First off the new Kinect camera is 10 times more powerful than its predecessor, and offers three times the fidelity (degree of accuracy). Microsoft is reporting that even subtle movements will have significant impacts, with the ability to track finger gestures, how much weight is placed on one limb and even the twisting of one’s wrist. The peripheral’s 1080P camera can also scan a gamers face, offering a convincing personalized avatar, and detect heart rate and facial expressions. The breadth of possibility with this is endless; imagine playing a survival horror title where the game reacts to player emotions, capitalizing on their building horror at a moment that will have maximum effect. Yes, there will undoubtedly be a lot of crap, but there’s no arguing against the might of its potential.
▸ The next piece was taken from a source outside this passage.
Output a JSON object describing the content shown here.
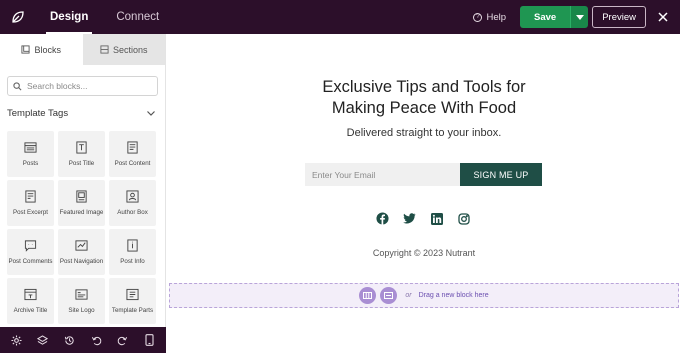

The core issue facing motion controls however is their inability to replicate the feel of a particular activity, for example, the kickback after firing a shotgun. Rumble packs have filled this void since their introduction 15 years ago but their singular action, a rumble, is a one size fits all motion. Thankfully a company called Tactile Haptics is working on a piece of technology that provides convincing ‘tactile feedback’. Dubbed the Reactive Grip it features four sliders that move up and down your hand, mimicking the sensation of swinging a sword, the resistance felt when stabbing in-game material and the mass felt above your head as you swing a flail.
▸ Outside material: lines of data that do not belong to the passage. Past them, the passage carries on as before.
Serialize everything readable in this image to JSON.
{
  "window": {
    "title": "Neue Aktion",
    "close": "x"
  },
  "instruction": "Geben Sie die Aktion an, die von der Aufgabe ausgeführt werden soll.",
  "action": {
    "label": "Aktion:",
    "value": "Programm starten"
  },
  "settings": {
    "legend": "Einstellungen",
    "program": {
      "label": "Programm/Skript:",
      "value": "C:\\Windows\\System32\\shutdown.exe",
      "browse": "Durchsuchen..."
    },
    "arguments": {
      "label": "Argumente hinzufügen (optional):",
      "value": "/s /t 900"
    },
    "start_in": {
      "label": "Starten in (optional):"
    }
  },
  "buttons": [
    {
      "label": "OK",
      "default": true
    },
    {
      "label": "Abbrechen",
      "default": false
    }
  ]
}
To all those worried motion control support is going to eliminate traditional controllers, don’t. All it offers is an alternate, potentially more immersive way of playing our games. That’s what keeps this industry running after all, its ability to offer new ways of enjoying the beloved medium. I know it might have left a bad impression first time around, but give it another chance. One day, I promise, it will pay off.